Rep. Steve Israel (D-Huntington) has asked the Department of Homeland Security to grant Irvin a special humanitarian visa to see his mother. "This a basic matter of humanity," Israel said Friday. "It's a matter of days or even hours."
A spokesman for the Mexican consulate in New York said his government has offered a passport to Irvin.
Marta is the second of seven children. Five years ago, she paid $2,000 to immigrant smugglers who took her across the Texas-Mexico border and then to Long Island, her brother and cousin said.
"My sister came here because she had no money for her son's books and clothes," said younger brother Jesus, who also emigrated.
Marta worked for a company that makes paper products. On a Wyandanch street, she met Juan Martinez, an immigrant from the same village.
"She has such a strong character that you're impressed right away," Juan said.

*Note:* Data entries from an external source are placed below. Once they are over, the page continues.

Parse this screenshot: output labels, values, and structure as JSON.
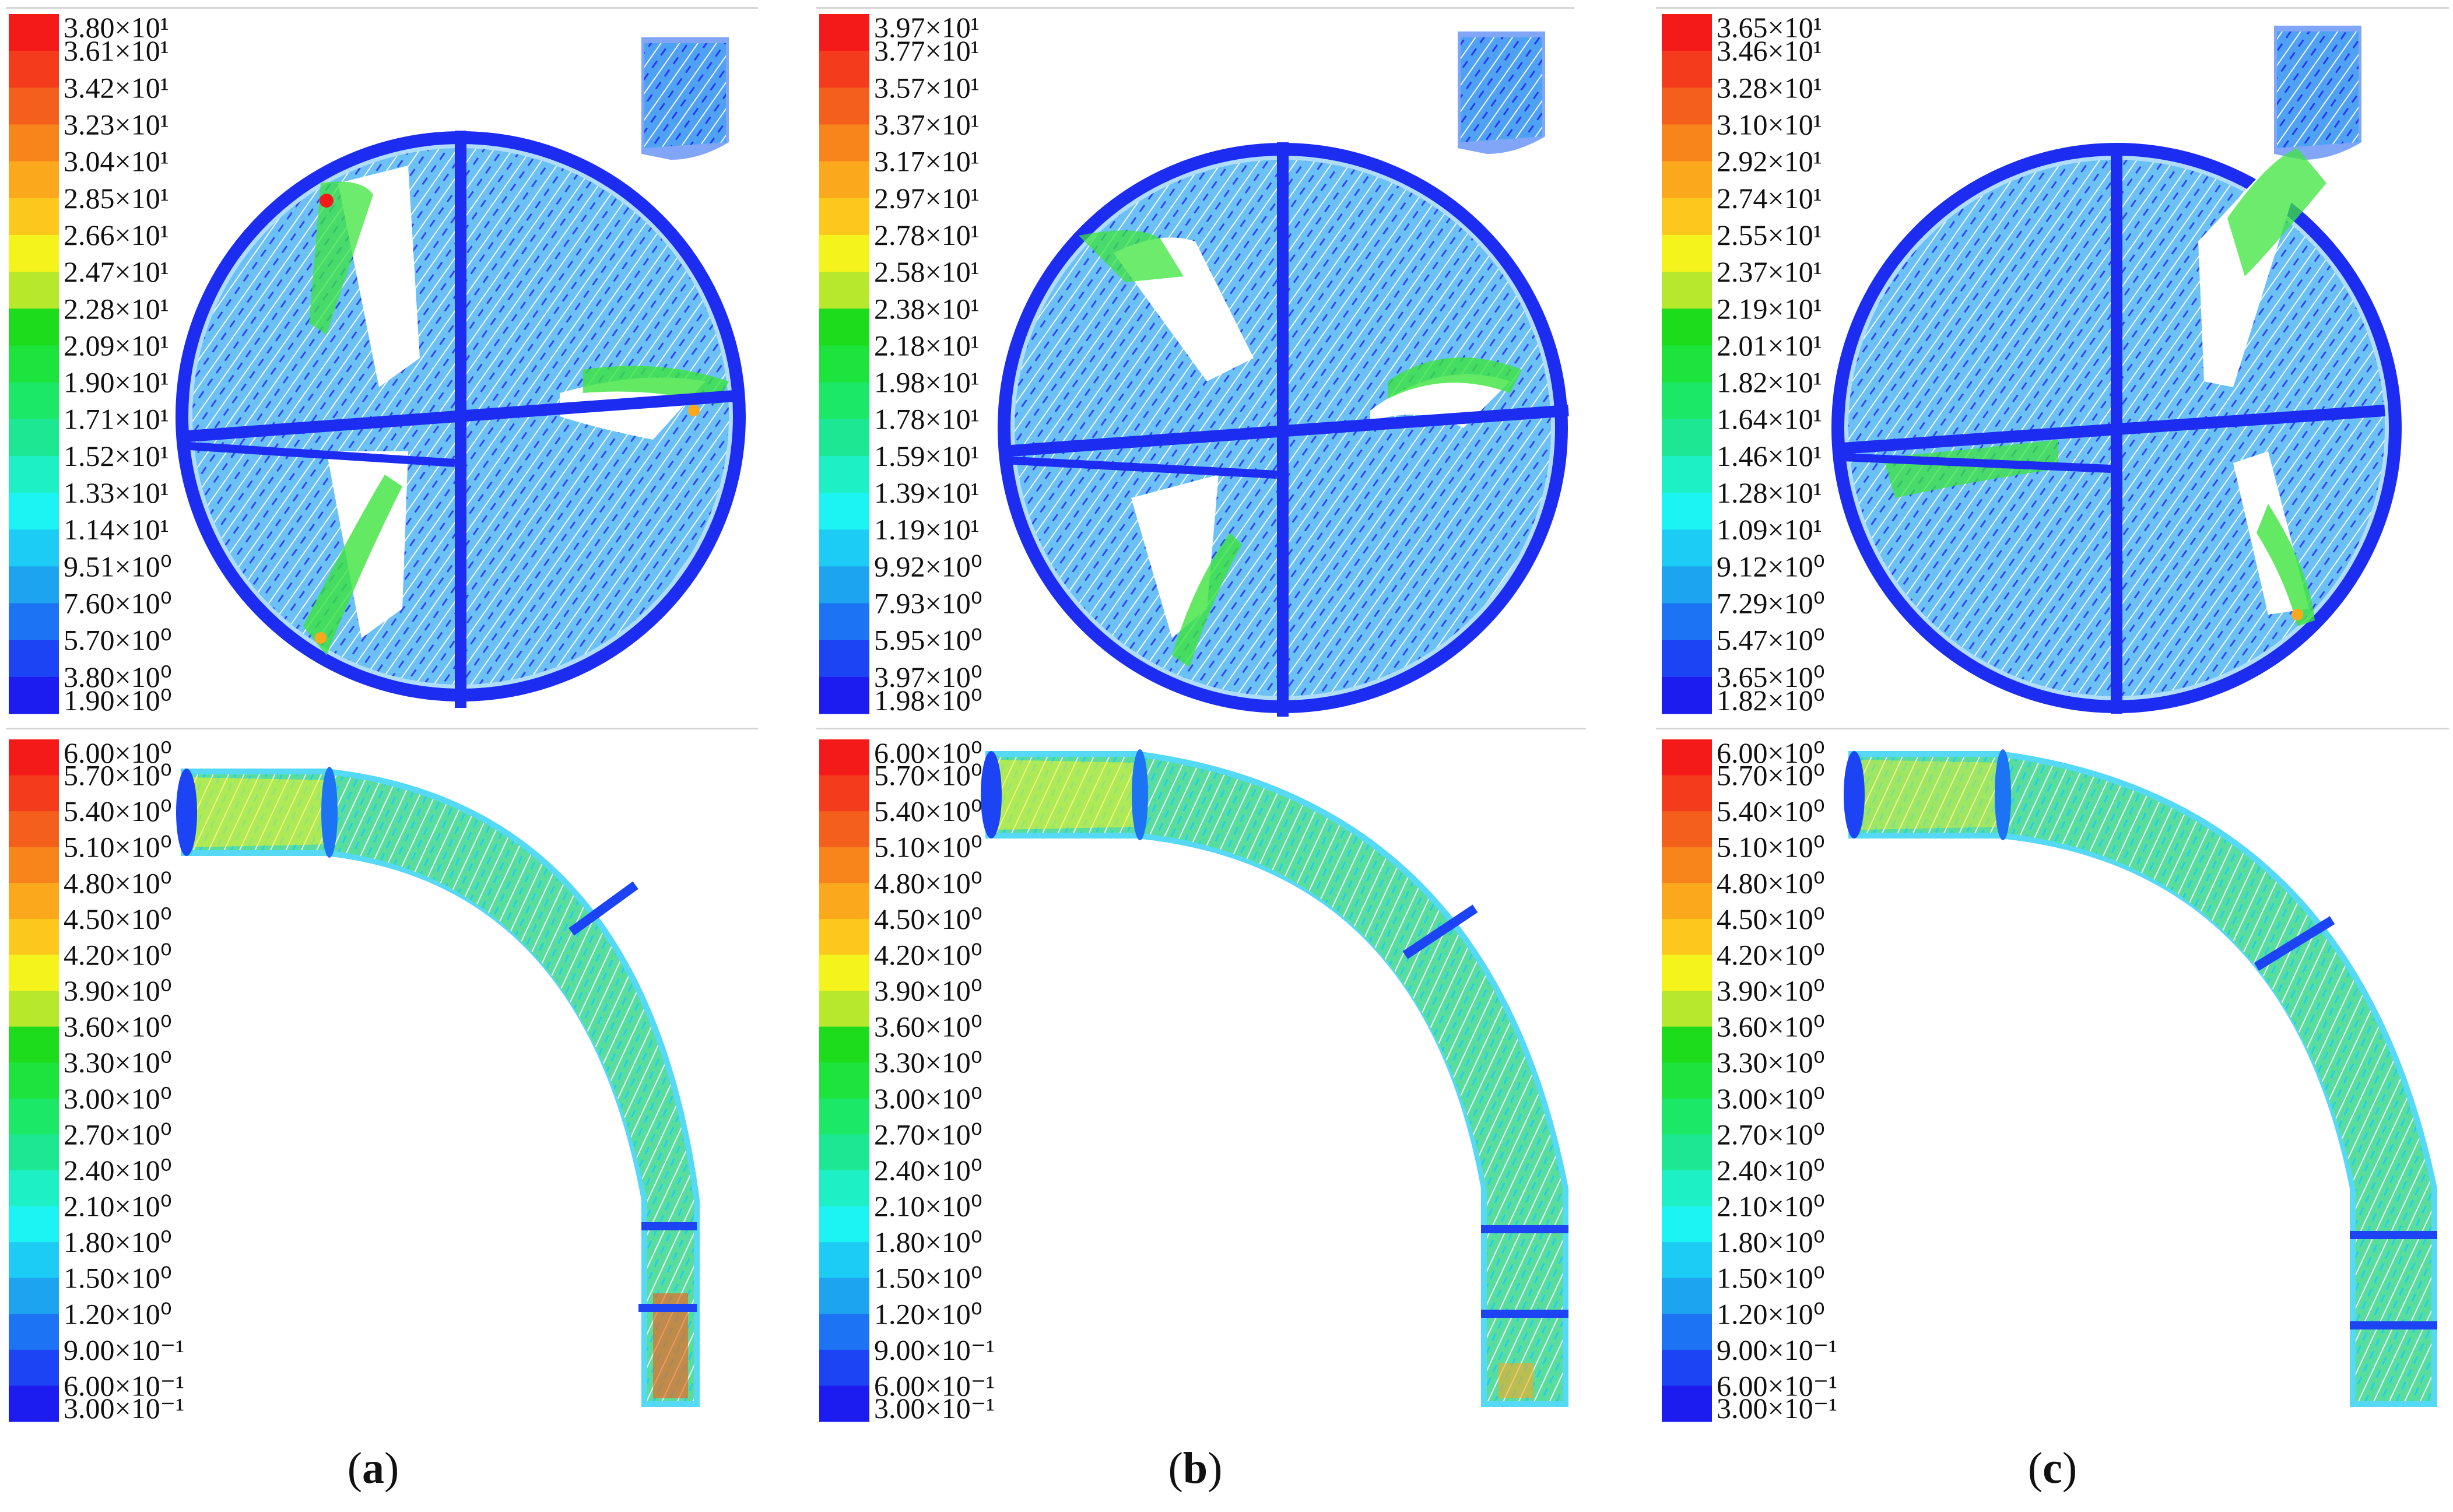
{
  "colors": {
    "legend_bands": [
      "#f41a1a",
      "#f43c1c",
      "#f4601c",
      "#f8841c",
      "#fca81c",
      "#fcc81c",
      "#f4f41c",
      "#b8e82c",
      "#1cdc1c",
      "#1ce43c",
      "#1ce868",
      "#1ce894",
      "#1cf0c4",
      "#1cf4f4",
      "#1cccf4",
      "#1ca4f0",
      "#1c74f4",
      "#1c44f4",
      "#1c1cf0"
    ],
    "particle_low": "#1428e6",
    "particle_mid": "#1cc8f0",
    "particle_high": "#3ce43c",
    "particle_peak": "#f4f41c",
    "particle_max": "#f41a1a"
  },
  "panels": [
    {
      "caption_letter": "a",
      "pump_legend": [
        "3.80×10¹",
        "3.61×10¹",
        "3.42×10¹",
        "3.23×10¹",
        "3.04×10¹",
        "2.85×10¹",
        "2.66×10¹",
        "2.47×10¹",
        "2.28×10¹",
        "2.09×10¹",
        "1.90×10¹",
        "1.71×10¹",
        "1.52×10¹",
        "1.33×10¹",
        "1.14×10¹",
        "9.51×10⁰",
        "7.60×10⁰",
        "5.70×10⁰",
        "3.80×10⁰",
        "1.90×10⁰"
      ],
      "pipe_legend": [
        "6.00×10⁰",
        "5.70×10⁰",
        "5.40×10⁰",
        "5.10×10⁰",
        "4.80×10⁰",
        "4.50×10⁰",
        "4.20×10⁰",
        "3.90×10⁰",
        "3.60×10⁰",
        "3.30×10⁰",
        "3.00×10⁰",
        "2.70×10⁰",
        "2.40×10⁰",
        "2.10×10⁰",
        "1.80×10⁰",
        "1.50×10⁰",
        "1.20×10⁰",
        "9.00×10⁻¹",
        "6.00×10⁻¹",
        "3.00×10⁻¹"
      ]
    },
    {
      "caption_letter": "b",
      "pump_legend": [
        "3.97×10¹",
        "3.77×10¹",
        "3.57×10¹",
        "3.37×10¹",
        "3.17×10¹",
        "2.97×10¹",
        "2.78×10¹",
        "2.58×10¹",
        "2.38×10¹",
        "2.18×10¹",
        "1.98×10¹",
        "1.78×10¹",
        "1.59×10¹",
        "1.39×10¹",
        "1.19×10¹",
        "9.92×10⁰",
        "7.93×10⁰",
        "5.95×10⁰",
        "3.97×10⁰",
        "1.98×10⁰"
      ],
      "pipe_legend": [
        "6.00×10⁰",
        "5.70×10⁰",
        "5.40×10⁰",
        "5.10×10⁰",
        "4.80×10⁰",
        "4.50×10⁰",
        "4.20×10⁰",
        "3.90×10⁰",
        "3.60×10⁰",
        "3.30×10⁰",
        "3.00×10⁰",
        "2.70×10⁰",
        "2.40×10⁰",
        "2.10×10⁰",
        "1.80×10⁰",
        "1.50×10⁰",
        "1.20×10⁰",
        "9.00×10⁻¹",
        "6.00×10⁻¹",
        "3.00×10⁻¹"
      ]
    },
    {
      "caption_letter": "c",
      "pump_legend": [
        "3.65×10¹",
        "3.46×10¹",
        "3.28×10¹",
        "3.10×10¹",
        "2.92×10¹",
        "2.74×10¹",
        "2.55×10¹",
        "2.37×10¹",
        "2.19×10¹",
        "2.01×10¹",
        "1.82×10¹",
        "1.64×10¹",
        "1.46×10¹",
        "1.28×10¹",
        "1.09×10¹",
        "9.12×10⁰",
        "7.29×10⁰",
        "5.47×10⁰",
        "3.65×10⁰",
        "1.82×10⁰"
      ],
      "pipe_legend": [
        "6.00×10⁰",
        "5.70×10⁰",
        "5.40×10⁰",
        "5.10×10⁰",
        "4.80×10⁰",
        "4.50×10⁰",
        "4.20×10⁰",
        "3.90×10⁰",
        "3.60×10⁰",
        "3.30×10⁰",
        "3.00×10⁰",
        "2.70×10⁰",
        "2.40×10⁰",
        "2.10×10⁰",
        "1.80×10⁰",
        "1.50×10⁰",
        "1.20×10⁰",
        "9.00×10⁻¹",
        "6.00×10⁻¹",
        "3.00×10⁻¹"
      ]
    }
  ]
}
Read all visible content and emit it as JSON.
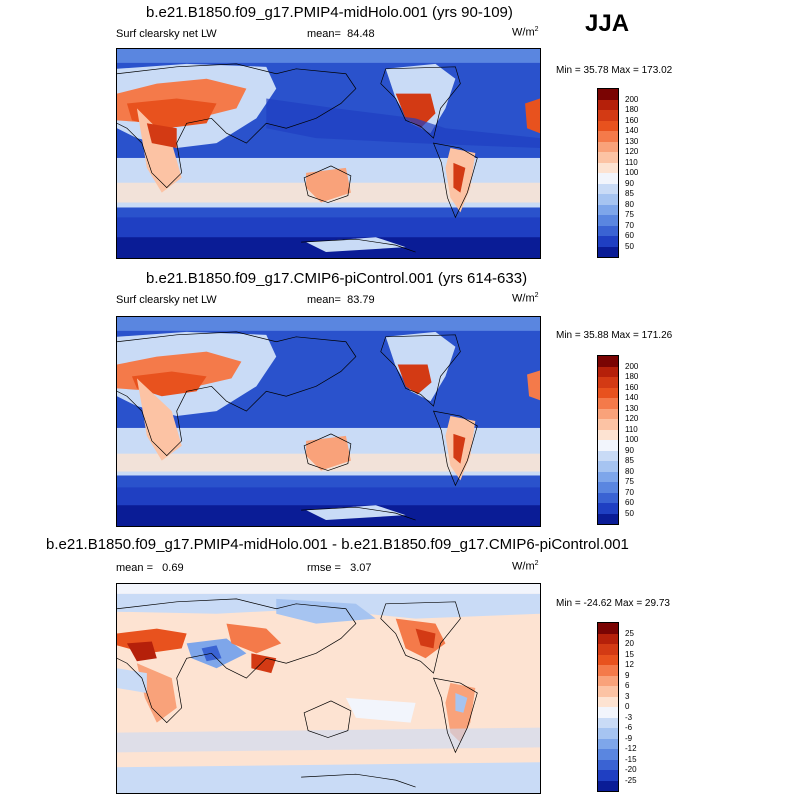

They married and in 2008 they had a daughter, Damaris.
During a checkup just over a year ago, doctors found that Marta had cancer.
Marta's brother knows that some may have no sympathy for anyone who entered the country illegally. "My sister didn't come here to be sick and be a burden on a hospital," Jesus said. "She came here to be productive and make a better life for her boy."
Her relatives say they don't want handouts - just a two-week visa for Irvin.
"Yes, she made a mistake by coming here without permission," Israel said. "But will denying her deathbed request really be justice?"